For years,the Test match faithfuls,that dying breed of cricket romantics along with the game’s long-form specialists,had learned to live with short-lived and muted celebrations. ODI and T20 junkies would be part of the “Boys in Blue” bus-top victory parades and endless felicitations to which the Men in White would never get invited. Players of limited talent,such as Yusuf Pathan and Piyush Chawla,both part of India’s T20 and ODI World Cup winning squads,have handled more garlands and bigger cheques during their short careers than the 100-plus Test cricketers and all-time greats such as Rahul Dravid and V.V.S. Laxman. Life certainly isn’t fair.

Periodically,an Ashes battle or an Indo-Pak Test series did get hyped up,but Tests still needed an equivalent of a Super Bowl. As for the Test stars,they too deserved something similar to a heavyweight boxer’s championship belt. The ICC presents the No 1 Test team with a sparkling mace but that decorated heavy club makes cricketers look like champion mud wrestlers at a Bharat Kesri rumble. Imran Khan with that cut-glass trophy in 1992 at the MCG or M.S. Dhoni with the World Cup at Gateway of India: those were cricket’s iconic images.
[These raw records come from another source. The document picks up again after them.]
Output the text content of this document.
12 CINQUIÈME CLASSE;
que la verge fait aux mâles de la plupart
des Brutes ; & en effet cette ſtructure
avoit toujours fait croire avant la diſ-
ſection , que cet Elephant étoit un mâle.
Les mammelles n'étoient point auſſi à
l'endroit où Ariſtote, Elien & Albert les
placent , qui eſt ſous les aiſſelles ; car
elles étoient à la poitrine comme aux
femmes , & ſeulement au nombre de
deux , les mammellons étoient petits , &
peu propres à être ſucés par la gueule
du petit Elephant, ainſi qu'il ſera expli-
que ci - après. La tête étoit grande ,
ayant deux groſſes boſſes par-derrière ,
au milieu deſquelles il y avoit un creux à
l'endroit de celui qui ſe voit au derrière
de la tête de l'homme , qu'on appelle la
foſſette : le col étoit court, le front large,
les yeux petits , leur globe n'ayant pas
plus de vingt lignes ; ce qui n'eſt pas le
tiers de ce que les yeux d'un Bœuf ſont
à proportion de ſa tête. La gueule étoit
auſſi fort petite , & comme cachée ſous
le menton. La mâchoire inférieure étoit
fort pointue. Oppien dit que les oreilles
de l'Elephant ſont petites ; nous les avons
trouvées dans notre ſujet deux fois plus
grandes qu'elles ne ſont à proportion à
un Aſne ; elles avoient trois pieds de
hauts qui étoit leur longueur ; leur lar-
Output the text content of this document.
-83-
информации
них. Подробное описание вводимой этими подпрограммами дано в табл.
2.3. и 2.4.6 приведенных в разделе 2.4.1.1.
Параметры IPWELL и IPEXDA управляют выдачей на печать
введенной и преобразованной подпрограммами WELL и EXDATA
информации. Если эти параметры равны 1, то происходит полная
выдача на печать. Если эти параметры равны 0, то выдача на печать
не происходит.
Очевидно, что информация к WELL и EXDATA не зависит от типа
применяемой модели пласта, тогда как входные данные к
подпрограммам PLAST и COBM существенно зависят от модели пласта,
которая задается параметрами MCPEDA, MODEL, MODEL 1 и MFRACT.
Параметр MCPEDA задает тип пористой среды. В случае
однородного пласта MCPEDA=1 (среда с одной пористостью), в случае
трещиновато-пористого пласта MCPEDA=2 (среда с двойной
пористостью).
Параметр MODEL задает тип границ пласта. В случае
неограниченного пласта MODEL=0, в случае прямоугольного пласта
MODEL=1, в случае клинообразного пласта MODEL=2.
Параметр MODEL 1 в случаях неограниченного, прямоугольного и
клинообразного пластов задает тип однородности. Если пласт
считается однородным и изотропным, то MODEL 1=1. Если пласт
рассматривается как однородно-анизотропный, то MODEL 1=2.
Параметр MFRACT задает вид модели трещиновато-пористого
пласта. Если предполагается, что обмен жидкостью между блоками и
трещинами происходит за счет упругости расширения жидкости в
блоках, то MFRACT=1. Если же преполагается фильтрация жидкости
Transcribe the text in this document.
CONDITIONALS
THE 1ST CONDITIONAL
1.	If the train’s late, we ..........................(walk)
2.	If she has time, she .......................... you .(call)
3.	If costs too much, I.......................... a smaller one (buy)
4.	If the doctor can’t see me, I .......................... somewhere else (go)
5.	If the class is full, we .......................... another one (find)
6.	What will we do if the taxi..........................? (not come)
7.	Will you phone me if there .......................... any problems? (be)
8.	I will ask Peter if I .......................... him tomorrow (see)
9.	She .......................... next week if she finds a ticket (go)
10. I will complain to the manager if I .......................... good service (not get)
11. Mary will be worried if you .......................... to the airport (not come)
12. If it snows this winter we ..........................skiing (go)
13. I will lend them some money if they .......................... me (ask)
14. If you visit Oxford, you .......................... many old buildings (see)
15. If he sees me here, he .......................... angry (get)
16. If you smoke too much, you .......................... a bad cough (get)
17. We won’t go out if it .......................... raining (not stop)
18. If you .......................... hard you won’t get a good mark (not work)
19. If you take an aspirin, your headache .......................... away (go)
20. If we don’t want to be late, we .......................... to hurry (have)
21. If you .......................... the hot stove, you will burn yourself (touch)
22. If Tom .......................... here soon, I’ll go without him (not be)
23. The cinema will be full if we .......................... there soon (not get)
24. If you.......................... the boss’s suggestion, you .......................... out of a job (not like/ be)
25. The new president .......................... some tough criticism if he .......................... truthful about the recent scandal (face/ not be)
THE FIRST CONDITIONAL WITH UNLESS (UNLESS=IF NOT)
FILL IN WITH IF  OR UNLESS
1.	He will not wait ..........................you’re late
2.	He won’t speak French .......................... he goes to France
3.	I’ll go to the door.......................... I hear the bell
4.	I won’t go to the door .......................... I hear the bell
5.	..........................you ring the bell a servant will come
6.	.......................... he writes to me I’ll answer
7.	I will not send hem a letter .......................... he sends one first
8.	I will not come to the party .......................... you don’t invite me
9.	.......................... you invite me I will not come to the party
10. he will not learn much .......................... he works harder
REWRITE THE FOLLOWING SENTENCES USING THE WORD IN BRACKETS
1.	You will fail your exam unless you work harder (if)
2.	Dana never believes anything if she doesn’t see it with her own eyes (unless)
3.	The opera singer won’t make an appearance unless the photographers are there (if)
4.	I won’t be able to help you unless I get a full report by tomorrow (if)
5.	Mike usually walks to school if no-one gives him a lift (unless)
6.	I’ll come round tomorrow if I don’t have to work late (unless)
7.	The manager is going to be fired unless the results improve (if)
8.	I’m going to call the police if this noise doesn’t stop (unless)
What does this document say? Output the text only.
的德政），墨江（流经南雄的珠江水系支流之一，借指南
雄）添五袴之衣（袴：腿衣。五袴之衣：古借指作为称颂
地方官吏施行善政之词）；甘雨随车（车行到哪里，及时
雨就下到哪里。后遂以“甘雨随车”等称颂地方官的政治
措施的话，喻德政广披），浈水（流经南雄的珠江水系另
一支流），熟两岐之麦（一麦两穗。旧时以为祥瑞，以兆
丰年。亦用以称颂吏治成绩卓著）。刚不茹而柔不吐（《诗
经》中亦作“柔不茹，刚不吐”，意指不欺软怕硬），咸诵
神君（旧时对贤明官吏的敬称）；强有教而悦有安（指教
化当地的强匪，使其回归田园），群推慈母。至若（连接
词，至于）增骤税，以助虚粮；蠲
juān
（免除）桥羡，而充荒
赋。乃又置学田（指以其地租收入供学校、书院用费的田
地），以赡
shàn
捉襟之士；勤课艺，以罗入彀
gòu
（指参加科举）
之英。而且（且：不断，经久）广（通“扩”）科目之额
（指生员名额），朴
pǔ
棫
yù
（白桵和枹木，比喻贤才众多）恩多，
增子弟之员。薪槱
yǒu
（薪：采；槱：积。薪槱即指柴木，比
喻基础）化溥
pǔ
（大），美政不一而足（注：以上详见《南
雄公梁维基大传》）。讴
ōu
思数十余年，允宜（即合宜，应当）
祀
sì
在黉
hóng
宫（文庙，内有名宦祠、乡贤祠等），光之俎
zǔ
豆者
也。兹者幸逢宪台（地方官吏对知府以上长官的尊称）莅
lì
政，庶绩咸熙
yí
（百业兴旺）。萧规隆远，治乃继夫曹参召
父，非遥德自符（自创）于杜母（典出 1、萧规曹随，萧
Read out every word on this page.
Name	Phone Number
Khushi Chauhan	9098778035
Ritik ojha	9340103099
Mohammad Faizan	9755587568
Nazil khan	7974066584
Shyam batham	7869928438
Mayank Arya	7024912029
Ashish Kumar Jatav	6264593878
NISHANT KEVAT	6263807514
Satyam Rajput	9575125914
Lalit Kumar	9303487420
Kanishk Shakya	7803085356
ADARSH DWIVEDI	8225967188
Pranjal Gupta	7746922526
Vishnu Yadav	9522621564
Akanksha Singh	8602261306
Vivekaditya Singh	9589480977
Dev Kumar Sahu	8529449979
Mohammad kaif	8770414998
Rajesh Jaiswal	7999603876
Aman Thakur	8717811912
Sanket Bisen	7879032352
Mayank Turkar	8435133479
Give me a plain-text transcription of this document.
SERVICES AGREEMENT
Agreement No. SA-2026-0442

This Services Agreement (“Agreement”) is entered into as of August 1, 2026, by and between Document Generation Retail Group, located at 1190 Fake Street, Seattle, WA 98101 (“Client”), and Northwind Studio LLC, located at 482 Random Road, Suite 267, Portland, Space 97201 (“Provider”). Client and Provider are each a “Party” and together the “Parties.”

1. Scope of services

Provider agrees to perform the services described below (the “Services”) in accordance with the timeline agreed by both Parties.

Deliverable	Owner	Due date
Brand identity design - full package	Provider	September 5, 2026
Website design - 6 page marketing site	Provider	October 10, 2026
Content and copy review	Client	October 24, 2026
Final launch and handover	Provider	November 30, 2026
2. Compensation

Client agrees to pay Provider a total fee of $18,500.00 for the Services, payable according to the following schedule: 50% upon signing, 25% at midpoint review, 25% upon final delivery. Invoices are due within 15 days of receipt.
Since the emergence of T20 cricket,cricket’s leading voices have repeatedly stressed how the oldest format needed a marquee play-off that would get a global television audience. Tests,they said,lacked a high-stakes,eagerly awaited,big on global hype event that could excite Indian fans,which in turn would force the big-spending corporates and the moneyed BCCI (in that order) to focus on the much-neglected long format.

Exactly a year ago,and six months before he died,the late Tony Greig,while delivering the MCC Spirit of Cricket lecture,had hit the nail on the head. And it would hurt India the most. “Although the current Test ranking system is working well,I think a play-off for the Test crown is essential. The euphoria in India after it won the ODI World Cup was amazing. That euphoria was not duplicated when India became number one in the Test rankings. That can probably only happen by having a play-off for Test supremacy,say once every four years,” he had said.

Last week,the ICC decided to hold its first Test Championship in England in 2017,with the top four teams,based on ICC rankings,clashing over three games — two semifinals and a final. This was an important change that would give Test cricket a new dimension.

The bigger picture of teams playing at neutral venues,moreover,is quite exciting for cricket’s many daydreamers. Imagine India and Pakistan playing in an overcast morning at Lord’s or,later in 2021,when India hosts the Test Championship,say England playing Australia on a muggy and sweaty afternoon at Eden Gardens. These will be never-before-seen contests worth waiting for. As has been the case with the ODI World Cup,Test teams will prepare keeping in mind the venues of future Test Championships. Selectors will be told to groom and preserve the pacers for 2017 and advised to unearth spinners for 2021. Unlike in the past,teams can’t just stick to time-tested templates for ages.

Most importantly,Test teams can no longer expect to reach lofty heights by unfairly using home advantage. No,this isn’t just about subcontinental teams preparing dustbowls,but even instances like England laying out unusually green tracks for India in 2011. Despite this change,teams can still remain No 1 in the rankings by winning on tailored tracks in their own backyard. But in case they aspire for the heady feeling of being “World Champions” and want to bring an entire nation on to the streets,they need to win at neutral venues and on ICC-monitored pitches.